Within those tears, though, there was something else. Something deeper. Something truer than just a forlorn prophet crushed by the grievous albeit God-given prophecy he was bound to declare. As Elisha stood as a representative of Yahweh’s voice, so, too, are his tears a reflection of Yahweh’s heart. “Elisha’s tears are sent from above,” notes Dale Ralph Davis, “for that is how Yahweh views it. There is no fiendish delight in Yahweh’s judgment. Here is your God and you should prize him for his nature, the God who mingles his tears with the fire and brimstone” (137). We’ve gravely misunderstood and misrepresented the God of the Bible if we believe his greatest thrill is punishment. And yet, Yahweh is often caricatured in that light, as if he can be found reclining on the porch of heaven, sipping sweet tea, with his feet propped up, as he messes with the world around us. That’s not Yahweh, not by a long-shot. He takes no delight in dispensing judgment, neither does he enjoy seeing people suffer (Ezek. 18:21–23, 30–32; 33:11). The prophet Isaiah even calls that “his strange work” (Isa. 28:21).

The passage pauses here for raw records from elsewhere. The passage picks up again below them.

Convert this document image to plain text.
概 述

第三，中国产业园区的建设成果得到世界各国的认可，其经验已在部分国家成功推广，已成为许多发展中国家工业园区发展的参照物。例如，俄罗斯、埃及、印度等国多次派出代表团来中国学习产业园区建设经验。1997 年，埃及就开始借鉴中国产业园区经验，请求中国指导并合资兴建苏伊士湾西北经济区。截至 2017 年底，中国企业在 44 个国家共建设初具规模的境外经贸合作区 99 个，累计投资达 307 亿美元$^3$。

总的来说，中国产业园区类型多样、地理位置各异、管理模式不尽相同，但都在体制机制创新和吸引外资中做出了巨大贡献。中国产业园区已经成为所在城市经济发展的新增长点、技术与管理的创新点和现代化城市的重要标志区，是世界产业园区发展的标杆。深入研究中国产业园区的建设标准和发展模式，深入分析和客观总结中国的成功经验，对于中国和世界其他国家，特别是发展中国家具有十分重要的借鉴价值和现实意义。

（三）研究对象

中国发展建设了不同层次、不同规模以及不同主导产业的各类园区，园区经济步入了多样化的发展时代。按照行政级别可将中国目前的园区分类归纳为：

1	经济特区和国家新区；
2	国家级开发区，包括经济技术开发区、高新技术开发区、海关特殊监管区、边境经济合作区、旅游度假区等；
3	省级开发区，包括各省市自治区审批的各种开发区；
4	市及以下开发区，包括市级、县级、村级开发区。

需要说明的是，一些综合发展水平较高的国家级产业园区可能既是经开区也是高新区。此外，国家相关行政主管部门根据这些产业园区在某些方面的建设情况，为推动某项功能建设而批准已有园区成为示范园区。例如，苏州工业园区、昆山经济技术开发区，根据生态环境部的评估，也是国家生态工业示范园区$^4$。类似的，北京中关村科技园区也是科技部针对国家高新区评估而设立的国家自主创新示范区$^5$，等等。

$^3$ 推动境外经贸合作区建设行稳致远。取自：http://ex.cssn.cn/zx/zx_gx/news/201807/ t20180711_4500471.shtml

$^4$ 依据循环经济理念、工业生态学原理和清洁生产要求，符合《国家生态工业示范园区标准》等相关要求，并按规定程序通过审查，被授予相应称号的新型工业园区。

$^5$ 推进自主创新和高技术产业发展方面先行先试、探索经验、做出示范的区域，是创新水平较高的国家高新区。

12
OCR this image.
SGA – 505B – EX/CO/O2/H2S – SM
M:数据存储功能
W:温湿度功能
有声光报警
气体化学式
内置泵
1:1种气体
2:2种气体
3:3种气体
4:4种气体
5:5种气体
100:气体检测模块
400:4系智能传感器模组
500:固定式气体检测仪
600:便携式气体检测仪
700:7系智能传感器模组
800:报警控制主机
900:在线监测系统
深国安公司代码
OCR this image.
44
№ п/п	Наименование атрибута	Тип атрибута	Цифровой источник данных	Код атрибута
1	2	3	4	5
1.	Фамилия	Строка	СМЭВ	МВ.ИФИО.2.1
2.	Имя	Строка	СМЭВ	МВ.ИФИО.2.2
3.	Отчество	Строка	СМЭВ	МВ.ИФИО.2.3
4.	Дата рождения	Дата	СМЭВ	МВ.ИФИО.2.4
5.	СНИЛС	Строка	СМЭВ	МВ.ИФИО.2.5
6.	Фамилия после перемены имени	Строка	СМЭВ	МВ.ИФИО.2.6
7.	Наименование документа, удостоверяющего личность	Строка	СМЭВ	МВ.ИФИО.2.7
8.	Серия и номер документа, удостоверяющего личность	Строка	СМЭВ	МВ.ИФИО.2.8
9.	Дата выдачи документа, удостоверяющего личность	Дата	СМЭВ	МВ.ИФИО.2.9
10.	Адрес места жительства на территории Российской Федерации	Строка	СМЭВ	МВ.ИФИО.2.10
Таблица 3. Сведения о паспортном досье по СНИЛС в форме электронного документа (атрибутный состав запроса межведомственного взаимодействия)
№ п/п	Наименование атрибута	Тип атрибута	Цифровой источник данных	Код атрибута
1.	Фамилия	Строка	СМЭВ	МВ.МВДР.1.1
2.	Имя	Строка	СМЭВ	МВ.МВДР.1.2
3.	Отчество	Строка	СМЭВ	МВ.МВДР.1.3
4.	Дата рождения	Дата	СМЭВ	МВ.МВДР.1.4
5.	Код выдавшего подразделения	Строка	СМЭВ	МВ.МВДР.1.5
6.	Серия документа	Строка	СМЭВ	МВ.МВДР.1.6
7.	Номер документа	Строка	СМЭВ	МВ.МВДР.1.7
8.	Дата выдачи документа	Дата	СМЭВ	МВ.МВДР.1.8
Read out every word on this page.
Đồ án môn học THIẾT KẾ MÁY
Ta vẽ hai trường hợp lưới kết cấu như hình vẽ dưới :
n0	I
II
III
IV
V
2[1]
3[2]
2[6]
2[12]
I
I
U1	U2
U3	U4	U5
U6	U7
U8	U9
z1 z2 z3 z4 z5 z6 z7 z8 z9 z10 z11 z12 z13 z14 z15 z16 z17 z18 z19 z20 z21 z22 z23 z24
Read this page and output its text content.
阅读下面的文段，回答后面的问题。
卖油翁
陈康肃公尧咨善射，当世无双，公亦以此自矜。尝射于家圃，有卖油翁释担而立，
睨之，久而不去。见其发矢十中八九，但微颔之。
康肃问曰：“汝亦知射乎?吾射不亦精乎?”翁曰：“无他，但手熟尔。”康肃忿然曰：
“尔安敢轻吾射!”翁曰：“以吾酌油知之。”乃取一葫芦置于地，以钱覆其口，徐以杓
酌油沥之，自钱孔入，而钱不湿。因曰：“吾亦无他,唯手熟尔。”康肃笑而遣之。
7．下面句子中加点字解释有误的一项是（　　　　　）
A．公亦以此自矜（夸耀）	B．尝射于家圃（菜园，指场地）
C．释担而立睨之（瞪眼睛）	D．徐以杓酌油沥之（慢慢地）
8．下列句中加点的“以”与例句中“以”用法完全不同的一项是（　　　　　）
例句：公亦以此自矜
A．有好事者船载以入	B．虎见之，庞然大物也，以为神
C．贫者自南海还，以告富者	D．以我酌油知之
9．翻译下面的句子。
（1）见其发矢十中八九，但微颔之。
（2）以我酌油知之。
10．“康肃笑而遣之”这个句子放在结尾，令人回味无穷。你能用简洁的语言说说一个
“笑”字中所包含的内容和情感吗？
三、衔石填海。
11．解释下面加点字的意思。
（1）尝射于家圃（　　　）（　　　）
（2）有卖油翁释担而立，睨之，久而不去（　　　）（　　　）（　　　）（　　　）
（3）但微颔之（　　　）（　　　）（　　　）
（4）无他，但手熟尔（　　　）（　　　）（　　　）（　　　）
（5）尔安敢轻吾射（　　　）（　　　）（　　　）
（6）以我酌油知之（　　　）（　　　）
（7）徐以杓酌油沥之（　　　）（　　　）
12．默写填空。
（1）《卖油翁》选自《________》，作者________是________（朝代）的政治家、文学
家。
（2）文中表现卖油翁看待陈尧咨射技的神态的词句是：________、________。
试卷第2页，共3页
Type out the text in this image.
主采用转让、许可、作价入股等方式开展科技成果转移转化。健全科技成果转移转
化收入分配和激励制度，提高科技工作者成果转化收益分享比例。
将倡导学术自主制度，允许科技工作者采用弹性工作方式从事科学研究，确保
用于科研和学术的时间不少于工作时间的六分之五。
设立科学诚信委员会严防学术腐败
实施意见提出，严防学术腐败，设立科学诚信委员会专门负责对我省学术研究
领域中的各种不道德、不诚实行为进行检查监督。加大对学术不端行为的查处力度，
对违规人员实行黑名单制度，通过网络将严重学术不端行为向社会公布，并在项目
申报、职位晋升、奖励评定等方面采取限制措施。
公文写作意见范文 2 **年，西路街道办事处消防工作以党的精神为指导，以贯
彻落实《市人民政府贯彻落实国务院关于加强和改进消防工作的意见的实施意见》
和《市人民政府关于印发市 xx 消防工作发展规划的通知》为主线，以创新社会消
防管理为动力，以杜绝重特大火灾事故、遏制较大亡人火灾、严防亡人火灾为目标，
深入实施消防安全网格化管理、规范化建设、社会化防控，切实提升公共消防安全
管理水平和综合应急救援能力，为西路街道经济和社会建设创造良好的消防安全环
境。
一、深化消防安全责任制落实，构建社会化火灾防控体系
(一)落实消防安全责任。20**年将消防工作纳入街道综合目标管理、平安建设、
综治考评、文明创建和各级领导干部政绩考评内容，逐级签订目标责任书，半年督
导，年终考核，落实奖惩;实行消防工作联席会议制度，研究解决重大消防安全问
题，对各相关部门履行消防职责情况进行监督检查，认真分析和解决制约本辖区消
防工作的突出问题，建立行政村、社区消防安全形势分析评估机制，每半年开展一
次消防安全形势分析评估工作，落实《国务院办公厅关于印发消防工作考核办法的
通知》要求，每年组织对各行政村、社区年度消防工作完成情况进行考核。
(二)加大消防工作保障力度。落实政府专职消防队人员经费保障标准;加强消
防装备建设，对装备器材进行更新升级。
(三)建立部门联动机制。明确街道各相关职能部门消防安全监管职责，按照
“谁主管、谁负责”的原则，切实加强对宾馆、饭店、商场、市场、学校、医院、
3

(I highly commend to you Dane Ortlund’s Gentle and Lowly, especially chapter 15, “His ‘Natural’ Work and His ‘Strange’ Work,” where this concept is discussed at length. See pages 135–44.)
God’s holy heart is welling-up with mercy, and it pains him when he has to afflict his children because of their sin and unbelief (Lam. 3:31–33; cf. Exod. 34:6; Num. 14:18; Neh. 9:17; Ps. 86:15; 103:8; 108:4; Joel 2:12–13; Jonah 4:2; Rom. 2:4). His judgment, though absolute, is reluctantly administered. “The posture most natural to him,” continues Ortlund, “is not a pointed finger but open arms” (19). The God of heaven is forever at the ready, waiting to receive every penitent sinner, waiting to abundantly restore them to life. This is the heart of God for you, sinner.
John Cumming, Expository Readings on the Books of Kings (London: Hall, Virtue, & Co., 1859).
Dale Ralph Davis, 2 Kings: The Power and the Fury (Ross-shire, England: Christian Focus, 2020).
Dane Ortlund, Gentle and Lowly: The Heart of Christ for Sinners and Sufferers (Wheaton, IL: Crossway, 2020).